Prove or disprove that $\forall n \in N$ $, \, n! \in \mathcal{O}(2^n)$
My attempt:
$f(n) = n!$
$g(n) = 2^n$
First I checked if I needed to prove or disprove this statement, and to do so I computed the $\lim_{n \to \infty}{\frac{f(n)}{g(n)}}$ = $\lim_{n \to \infty}{\frac{n!}{2^n}}$ which equals $\infty$ so this statement is false.

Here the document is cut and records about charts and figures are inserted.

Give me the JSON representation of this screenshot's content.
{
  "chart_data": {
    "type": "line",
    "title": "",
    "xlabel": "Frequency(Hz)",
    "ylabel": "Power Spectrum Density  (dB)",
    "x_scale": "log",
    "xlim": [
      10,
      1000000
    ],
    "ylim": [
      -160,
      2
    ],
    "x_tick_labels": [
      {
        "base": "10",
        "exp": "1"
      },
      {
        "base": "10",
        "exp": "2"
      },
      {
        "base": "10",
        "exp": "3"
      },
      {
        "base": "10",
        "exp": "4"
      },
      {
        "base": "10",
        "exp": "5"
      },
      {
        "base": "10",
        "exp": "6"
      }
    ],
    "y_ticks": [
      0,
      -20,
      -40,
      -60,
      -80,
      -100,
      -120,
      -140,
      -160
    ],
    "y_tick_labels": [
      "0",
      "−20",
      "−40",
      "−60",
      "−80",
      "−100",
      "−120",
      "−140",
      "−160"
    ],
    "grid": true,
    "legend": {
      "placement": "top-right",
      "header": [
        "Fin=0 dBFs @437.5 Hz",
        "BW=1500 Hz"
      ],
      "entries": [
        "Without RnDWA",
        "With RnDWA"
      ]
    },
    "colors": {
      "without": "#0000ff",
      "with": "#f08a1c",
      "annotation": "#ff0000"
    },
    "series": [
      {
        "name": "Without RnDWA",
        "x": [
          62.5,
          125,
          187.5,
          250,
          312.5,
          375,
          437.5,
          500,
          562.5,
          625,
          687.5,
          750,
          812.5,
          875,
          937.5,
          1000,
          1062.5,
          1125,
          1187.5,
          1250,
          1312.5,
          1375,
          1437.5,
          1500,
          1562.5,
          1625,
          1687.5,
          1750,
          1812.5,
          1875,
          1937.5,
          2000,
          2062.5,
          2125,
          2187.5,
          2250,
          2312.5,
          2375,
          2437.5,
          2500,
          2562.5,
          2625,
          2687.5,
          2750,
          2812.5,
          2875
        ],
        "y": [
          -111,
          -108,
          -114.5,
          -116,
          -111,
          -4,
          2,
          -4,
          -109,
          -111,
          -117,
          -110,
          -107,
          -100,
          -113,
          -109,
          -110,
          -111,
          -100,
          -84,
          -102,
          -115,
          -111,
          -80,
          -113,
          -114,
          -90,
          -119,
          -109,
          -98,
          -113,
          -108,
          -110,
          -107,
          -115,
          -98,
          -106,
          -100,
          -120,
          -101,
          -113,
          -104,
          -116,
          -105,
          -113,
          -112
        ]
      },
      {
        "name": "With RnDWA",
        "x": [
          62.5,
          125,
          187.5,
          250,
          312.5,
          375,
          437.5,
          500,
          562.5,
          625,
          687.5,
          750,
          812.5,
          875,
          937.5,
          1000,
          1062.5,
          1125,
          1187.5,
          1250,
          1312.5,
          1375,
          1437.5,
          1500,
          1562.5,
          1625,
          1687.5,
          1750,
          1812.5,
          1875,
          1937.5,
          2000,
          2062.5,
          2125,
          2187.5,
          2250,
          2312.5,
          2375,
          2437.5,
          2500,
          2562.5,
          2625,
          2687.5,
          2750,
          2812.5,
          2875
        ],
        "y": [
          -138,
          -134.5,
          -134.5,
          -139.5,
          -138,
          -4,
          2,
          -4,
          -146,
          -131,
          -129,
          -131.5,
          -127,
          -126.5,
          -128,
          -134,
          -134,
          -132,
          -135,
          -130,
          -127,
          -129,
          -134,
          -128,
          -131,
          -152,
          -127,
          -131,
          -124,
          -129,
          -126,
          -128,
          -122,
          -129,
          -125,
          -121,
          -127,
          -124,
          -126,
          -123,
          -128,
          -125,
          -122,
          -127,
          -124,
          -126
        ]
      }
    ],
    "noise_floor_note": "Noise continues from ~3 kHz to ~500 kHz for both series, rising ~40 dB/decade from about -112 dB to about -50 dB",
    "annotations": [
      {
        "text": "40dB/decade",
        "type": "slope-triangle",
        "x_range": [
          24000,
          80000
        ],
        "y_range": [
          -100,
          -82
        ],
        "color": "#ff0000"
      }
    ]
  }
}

So to disprove it, I supposed that the statement was true. Then by the definition of big-oh, there would be a $C>0$ and $n_0 > 0$ such that $n! \leq C * 2^n $ for all $n \geq n_0$. So,
$$n! \leq C * 2^n $$ $$\frac{n!}{2^n} \leq C $$ $$2^{-n}n! \leq C $$
So we have constant $C \gt 0$ and $n_0 \geq 0$ such that $2^{-n}n! \leq C $.
But I don't think this can be possible since when looking at the values as n gets larger it increases:
$$\begin{array}{c|c|c|} & \text{1} & \text{2} & \text{3} & \text{4} & \text{5} \\ \hline \text{$2^{-n}n!$} & 0.5 & 0.5 & 0.75 & 1.5 & 3.75 \\ \hline \end{array}$$
Is this the correct way to approach this question and is my solution correct? Thank you to those who help.
Close to done - you still need to formalise the contradiction you're looking for. You've reduced it to showing that $a_n=\frac{n!}{2^n}$ isn't bounded, and indeed, it is not.
Noting that $a_n=\frac{n}{2}a_{n-1}$, we see that for $n\ge3$, $a_n\ge\frac{3}{2}a_{n-1}$, which gives that $a_n\ge \left(\frac{3}{2}\right)^{n-3}a_3$ by induction.
Hence, $a_n$ grows exponentially and thus is certainly not bounded, and your claim is proven.